Da musste einiges auf der Strecke bleiben: Das Nachdenken über Sinn in einer zunehmend sinnentleerten Gesellschaft, ein freundliches Miteinander in einer zunehmend multikulturellen Gesellschaft, der sorgsame Umgang mit unserer zunehmend gestressten Natur, der innere Friede in einer rastlosen Dynamik. Von Gerechtigkeit und Frieden in der Welt sind wir noch immer weit entfernt, obwohl wir Menschen doch das Potential dafür in uns tragen, wie Bregmann in seinem Buch «Im Grunde gut» so eindrücklich aufzeigt.[4]

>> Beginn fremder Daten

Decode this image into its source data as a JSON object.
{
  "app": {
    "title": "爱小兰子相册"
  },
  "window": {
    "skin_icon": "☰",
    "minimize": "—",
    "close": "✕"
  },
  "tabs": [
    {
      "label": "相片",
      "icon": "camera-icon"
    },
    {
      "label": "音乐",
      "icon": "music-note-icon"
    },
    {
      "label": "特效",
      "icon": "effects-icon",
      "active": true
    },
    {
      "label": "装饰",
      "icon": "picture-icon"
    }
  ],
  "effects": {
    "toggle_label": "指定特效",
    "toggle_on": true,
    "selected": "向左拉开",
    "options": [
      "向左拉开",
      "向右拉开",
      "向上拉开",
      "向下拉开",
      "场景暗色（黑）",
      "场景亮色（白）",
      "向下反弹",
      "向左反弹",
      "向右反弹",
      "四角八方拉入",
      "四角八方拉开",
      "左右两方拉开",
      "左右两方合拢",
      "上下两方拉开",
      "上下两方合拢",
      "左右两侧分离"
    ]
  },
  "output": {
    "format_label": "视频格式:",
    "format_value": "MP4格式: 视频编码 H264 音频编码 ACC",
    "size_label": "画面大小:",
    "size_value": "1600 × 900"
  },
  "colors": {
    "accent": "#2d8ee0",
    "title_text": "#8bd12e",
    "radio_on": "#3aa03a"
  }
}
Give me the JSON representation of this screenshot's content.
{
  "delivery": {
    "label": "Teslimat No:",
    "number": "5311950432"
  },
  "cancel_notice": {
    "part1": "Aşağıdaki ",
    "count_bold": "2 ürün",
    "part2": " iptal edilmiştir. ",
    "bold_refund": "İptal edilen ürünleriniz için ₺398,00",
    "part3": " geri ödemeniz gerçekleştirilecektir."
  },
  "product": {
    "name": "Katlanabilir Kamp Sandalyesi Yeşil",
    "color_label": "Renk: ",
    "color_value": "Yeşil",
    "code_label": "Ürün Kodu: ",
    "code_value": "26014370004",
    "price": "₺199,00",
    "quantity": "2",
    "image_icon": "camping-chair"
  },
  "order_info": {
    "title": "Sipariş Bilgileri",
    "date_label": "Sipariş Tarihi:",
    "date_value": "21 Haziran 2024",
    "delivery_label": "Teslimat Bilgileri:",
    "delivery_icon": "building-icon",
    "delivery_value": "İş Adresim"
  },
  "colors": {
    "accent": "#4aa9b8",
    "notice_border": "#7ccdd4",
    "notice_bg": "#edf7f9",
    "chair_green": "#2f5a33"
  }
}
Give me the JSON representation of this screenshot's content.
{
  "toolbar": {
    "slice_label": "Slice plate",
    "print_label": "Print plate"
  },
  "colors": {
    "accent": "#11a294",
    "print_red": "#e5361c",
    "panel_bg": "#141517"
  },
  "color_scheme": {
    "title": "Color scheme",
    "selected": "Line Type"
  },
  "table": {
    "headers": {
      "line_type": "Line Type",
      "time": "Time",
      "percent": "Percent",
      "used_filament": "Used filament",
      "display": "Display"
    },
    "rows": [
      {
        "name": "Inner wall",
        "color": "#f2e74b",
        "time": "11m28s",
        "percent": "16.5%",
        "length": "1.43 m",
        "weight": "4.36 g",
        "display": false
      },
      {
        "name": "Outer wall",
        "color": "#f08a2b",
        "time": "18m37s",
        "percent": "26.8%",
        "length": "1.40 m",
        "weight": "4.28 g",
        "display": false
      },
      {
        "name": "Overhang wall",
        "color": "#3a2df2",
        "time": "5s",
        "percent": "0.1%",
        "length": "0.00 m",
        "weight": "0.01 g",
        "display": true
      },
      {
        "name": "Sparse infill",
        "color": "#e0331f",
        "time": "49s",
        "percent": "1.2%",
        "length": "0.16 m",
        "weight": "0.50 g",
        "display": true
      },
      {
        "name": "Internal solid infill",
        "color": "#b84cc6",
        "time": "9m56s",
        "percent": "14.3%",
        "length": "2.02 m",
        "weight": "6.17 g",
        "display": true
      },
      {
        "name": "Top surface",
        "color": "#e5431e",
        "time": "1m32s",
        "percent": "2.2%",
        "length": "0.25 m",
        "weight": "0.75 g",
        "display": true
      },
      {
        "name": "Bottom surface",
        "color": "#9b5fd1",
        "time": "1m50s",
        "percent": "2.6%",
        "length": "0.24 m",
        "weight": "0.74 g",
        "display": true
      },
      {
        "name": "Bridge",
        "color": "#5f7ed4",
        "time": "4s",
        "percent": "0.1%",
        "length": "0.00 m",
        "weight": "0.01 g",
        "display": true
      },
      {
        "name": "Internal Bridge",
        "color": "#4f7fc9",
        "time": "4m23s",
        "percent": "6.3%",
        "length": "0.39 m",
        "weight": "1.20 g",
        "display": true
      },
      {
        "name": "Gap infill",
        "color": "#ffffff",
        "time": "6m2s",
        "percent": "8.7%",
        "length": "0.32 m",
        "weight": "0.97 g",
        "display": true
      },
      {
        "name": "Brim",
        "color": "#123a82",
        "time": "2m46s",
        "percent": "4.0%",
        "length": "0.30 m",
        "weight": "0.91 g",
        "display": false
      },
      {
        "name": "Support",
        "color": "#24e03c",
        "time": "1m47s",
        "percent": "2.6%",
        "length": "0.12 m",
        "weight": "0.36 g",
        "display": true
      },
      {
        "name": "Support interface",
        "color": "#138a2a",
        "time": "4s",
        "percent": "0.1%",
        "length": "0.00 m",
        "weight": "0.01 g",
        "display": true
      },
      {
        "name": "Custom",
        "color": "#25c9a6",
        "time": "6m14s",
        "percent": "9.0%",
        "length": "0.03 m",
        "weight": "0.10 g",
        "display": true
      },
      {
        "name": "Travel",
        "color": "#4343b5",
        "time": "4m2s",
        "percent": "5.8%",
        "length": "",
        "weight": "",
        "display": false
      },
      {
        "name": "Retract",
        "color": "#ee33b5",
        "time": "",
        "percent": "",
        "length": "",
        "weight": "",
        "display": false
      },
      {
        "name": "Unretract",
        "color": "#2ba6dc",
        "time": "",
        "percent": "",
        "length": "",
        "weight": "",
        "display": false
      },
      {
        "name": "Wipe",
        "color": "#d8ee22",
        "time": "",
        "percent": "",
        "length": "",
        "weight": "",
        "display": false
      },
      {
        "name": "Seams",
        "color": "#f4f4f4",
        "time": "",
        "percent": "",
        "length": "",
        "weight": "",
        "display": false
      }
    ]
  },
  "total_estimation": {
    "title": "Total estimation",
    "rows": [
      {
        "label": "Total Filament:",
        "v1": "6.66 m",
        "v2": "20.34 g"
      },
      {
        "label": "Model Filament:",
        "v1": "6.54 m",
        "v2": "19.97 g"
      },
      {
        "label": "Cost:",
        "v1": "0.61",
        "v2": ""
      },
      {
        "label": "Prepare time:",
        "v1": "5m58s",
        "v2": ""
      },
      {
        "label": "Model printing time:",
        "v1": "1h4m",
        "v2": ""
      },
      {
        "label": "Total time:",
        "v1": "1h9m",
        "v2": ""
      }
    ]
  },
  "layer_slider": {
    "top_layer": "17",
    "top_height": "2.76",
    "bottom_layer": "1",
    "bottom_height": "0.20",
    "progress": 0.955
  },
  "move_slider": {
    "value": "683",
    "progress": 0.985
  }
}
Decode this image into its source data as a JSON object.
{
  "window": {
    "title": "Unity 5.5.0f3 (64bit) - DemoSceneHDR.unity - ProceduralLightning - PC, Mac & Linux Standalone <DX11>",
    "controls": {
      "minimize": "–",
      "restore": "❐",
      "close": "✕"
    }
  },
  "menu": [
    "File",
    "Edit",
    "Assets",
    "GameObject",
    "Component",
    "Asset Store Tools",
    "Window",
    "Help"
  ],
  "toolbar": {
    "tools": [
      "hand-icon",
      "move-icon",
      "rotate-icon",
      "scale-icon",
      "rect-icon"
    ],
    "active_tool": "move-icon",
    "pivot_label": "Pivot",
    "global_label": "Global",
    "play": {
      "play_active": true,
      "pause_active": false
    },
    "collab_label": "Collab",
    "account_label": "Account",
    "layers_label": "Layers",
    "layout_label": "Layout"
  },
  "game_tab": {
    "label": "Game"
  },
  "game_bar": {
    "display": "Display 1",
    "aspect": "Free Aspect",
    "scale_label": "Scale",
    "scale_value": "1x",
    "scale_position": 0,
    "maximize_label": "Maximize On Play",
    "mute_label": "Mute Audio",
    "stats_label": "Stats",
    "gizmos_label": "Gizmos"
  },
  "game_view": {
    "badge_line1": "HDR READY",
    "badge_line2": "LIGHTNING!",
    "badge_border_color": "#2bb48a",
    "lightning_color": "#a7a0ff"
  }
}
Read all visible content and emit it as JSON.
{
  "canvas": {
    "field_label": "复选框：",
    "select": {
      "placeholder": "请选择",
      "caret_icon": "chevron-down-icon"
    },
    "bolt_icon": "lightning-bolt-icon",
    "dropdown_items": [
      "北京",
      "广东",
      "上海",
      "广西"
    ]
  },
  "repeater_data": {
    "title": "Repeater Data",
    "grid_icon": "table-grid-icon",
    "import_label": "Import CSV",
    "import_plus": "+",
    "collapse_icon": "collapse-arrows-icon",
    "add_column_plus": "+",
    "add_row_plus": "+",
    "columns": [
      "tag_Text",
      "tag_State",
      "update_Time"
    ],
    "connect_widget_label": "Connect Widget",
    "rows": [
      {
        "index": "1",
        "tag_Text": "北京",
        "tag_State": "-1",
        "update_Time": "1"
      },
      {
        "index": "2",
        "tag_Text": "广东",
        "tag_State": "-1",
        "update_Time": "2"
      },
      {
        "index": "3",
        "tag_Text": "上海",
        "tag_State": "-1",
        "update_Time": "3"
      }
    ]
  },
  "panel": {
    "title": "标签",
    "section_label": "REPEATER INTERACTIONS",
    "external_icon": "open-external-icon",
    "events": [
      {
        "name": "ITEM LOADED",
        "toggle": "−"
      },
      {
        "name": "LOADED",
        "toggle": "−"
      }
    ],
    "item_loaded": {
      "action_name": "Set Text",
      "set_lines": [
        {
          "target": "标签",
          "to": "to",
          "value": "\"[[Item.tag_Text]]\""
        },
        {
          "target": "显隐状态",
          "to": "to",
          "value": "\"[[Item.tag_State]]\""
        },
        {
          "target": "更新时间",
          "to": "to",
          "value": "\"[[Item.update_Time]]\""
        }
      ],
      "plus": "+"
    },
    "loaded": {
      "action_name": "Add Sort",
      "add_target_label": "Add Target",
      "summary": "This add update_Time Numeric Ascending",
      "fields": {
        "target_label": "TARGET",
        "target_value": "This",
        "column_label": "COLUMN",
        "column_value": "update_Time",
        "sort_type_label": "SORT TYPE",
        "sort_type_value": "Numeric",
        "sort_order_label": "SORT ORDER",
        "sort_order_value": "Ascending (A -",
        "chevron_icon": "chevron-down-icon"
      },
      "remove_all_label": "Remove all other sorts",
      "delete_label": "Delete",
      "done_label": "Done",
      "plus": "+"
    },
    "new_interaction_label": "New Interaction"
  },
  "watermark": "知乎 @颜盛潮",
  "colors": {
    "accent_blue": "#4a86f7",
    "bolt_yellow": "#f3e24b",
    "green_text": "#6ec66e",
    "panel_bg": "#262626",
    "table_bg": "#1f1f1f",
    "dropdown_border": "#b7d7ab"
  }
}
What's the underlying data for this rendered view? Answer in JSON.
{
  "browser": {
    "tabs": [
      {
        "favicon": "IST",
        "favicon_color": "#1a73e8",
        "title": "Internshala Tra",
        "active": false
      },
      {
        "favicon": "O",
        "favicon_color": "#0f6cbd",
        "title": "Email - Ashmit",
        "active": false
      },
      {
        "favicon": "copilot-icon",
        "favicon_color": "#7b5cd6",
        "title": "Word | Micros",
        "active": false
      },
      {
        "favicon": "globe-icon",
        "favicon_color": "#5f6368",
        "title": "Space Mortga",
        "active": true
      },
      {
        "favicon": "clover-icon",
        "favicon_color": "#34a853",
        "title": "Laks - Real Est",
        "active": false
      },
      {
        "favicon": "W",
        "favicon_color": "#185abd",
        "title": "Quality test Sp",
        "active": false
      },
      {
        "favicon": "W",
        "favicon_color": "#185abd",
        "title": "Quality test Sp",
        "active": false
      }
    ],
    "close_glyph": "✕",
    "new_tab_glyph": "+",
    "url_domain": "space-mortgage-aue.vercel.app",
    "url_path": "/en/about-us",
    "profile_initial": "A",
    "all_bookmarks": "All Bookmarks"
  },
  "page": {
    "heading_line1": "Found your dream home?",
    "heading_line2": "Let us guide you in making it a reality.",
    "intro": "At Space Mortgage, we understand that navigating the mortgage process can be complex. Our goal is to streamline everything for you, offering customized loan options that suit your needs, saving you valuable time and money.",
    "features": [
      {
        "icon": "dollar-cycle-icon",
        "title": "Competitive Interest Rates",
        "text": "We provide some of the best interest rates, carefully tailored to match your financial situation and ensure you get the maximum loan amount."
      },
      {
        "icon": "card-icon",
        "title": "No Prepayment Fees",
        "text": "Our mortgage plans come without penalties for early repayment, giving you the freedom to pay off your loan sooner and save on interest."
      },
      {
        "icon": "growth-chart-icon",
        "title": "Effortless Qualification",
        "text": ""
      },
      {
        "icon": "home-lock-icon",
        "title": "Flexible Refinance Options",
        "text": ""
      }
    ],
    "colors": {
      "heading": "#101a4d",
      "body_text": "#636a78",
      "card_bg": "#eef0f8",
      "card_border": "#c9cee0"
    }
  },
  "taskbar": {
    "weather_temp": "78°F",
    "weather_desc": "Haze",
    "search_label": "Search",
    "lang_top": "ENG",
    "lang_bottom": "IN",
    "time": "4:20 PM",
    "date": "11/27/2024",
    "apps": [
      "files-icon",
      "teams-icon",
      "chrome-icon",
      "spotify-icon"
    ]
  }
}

Ich meine: Es ist höchste Zeit für weltweite Gerechtigkeit, damit Frieden wachsen kann – und für Verbindlichkeit – und in unseren Breitengraden für weniger Verbrauch von lebenswichtigen Ressourcen.
Dann kann es gut kommen.
[1] https://akademie-individualpsychologie.ch/wp-content/uploads/2015/10/Nr.-15-gemeinschaftsgefuehl.pdf (gelesen am 11.11.2022)
[2] Schoenaker, Theo ( 2022): Das Leben selbst gestalten: Mut zur Unvollkommenheit. Speyer: RDI Verlag, 3., Edition (1. August 2022), S. 35-46.
[3] https://www.sinndeslebens24.de/klassiker-von-viktor-frankl-der-mensch-vor-der-frage-nach-dem-sinn-zitate (gelesen am 11.11.2022)
[4] [4] Bregmann, Rutger (2020): Im Grunde gut: Eine neue Geschichte der Menschheit. Hamburg: Rowohlt Verlag GmbH.